Dan Kennedy and Brian D’Onofrio conducted a study on identical and fraternal sets of twins to determine whether genetics plays a role in how people interact with their surroundings. By tracking the patterns of eye movement of twins when they look at photographs, the professors came to the conclusion that genetics influences eye movement.

“This is one of the larger eye-tracking studies ever performed,” Kennedy said.

Kennedy said the researchers were able to infer genetics influences development because the sets of twins generally looked at the photographs in the same pattern of eye movement. Identical twins had more similar patterns than fraternal twins because they share 100 percent of the same genes.

"It is going to surprise people in a number of fields who do not typically think about the role of genetic factors in regulating such processes as where people look,” D’Onofrio said in a Nov. 9 press release. 

Kennedy said D’Onofrio introduced him to one of his colleagues from Sweden, and the study was developed out of a mutual interest among the three. He said it was important to collaborate with Sweden because they have records of twins in their country, and this allowed them to gather nearly 250 pairs of twins around age 11 to take part in their study.
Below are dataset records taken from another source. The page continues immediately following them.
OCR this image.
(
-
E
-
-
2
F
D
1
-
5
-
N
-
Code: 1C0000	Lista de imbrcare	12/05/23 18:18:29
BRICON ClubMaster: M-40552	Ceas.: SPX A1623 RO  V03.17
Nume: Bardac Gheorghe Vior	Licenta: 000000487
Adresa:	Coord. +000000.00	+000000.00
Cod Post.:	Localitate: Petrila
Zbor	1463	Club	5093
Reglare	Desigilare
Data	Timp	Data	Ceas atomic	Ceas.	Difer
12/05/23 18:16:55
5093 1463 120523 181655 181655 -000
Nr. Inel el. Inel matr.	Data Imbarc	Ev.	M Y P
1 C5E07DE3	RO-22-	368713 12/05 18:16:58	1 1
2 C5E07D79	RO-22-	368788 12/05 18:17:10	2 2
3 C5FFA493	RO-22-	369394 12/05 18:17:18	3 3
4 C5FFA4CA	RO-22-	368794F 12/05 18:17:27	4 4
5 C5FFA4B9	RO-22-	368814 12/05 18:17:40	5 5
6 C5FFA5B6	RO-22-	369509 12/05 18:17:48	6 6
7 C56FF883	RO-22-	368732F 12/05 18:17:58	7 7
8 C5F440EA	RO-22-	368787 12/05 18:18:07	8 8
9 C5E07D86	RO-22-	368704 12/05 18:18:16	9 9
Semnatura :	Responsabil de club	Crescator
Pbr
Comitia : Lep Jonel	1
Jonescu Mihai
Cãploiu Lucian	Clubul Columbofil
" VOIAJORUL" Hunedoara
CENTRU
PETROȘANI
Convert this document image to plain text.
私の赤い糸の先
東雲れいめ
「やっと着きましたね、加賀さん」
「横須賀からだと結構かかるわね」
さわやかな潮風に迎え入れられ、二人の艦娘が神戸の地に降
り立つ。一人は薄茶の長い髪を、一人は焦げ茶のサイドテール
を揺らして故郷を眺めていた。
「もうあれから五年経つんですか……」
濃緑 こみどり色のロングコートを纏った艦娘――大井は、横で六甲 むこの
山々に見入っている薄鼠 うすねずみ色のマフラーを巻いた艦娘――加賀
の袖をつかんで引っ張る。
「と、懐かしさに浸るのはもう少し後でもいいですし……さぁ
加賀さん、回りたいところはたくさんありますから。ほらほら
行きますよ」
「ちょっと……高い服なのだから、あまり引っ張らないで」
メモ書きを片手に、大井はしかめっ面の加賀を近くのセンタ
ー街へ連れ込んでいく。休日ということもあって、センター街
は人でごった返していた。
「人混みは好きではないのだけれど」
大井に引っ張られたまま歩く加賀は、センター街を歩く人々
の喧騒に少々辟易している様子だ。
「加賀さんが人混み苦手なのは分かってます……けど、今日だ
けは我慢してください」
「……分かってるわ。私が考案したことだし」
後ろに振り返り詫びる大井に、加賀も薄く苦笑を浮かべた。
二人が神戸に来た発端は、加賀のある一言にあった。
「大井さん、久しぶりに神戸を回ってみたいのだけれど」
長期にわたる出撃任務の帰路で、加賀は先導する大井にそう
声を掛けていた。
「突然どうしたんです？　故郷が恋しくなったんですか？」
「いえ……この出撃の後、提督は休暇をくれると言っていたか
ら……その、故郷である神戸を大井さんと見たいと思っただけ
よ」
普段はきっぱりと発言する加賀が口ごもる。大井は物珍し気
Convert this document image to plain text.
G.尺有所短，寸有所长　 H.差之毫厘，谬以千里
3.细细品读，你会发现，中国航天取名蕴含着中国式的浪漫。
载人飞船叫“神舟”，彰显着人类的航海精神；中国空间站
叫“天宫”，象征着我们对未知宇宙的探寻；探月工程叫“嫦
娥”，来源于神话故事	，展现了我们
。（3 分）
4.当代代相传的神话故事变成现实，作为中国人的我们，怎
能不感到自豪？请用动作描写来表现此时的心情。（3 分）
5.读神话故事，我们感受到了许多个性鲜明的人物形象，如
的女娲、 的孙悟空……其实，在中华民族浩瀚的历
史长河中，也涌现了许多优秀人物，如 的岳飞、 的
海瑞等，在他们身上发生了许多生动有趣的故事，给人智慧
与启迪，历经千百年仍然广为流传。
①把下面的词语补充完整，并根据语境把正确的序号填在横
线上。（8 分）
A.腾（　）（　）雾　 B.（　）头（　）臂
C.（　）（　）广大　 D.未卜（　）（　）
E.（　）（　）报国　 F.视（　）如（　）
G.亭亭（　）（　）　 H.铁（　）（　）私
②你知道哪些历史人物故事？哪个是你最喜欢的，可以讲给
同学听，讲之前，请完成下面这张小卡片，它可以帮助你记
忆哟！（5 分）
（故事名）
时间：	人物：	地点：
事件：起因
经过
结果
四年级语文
“It’s a big project, bringing that many people into a lab,” Kennedy said. 

Twins were ideal for the study because fraternal and identical twins share the same environment growing up, and identical twins have the same genes. This gave the researchers a better idea of how genetics plays into how a person interacts with their environment.

In the study, each twin looked at 80 pictures of scenes they might encounter in daily life. Kennedy said they would track the eye movement of each twin and test if their attention would fall in the same pattern. Where an individual looks is a non-conscious decision.

“When you’re looking at the world, you have to make these decisions very quickly,” Kennedy said. 

D’Onofrio works in behavioral genetics and normally does work analyzing large amounts of data to find genetic patterns, Kennedy said, adding that his background is in social neuroscience. One major technology he uses is eye tracking.

“We integrated two fields of study that are usually independent of each other,” Kennedy said. 

Kennedy said this study is part of a larger project that is not yet fully developed. He said the goal is to look at specific behaviors such as eye movement to see how they differ among individuals. He said this will allow them to look at how visual attention differs among people with Autism and ADHD. 

“The goal is to look at factors that give rise to different behavior,” Kennedy said. 

Kennedy said eye movement is like “Choose Your Own Adventure” stories, where readers assume the role of the narrator. Because attention is much more than just random focus on objects, people select what they want to look at, and the study connects this with genetics.

“You have limited attention and you have to decide where you deploy it,” Kennedy said.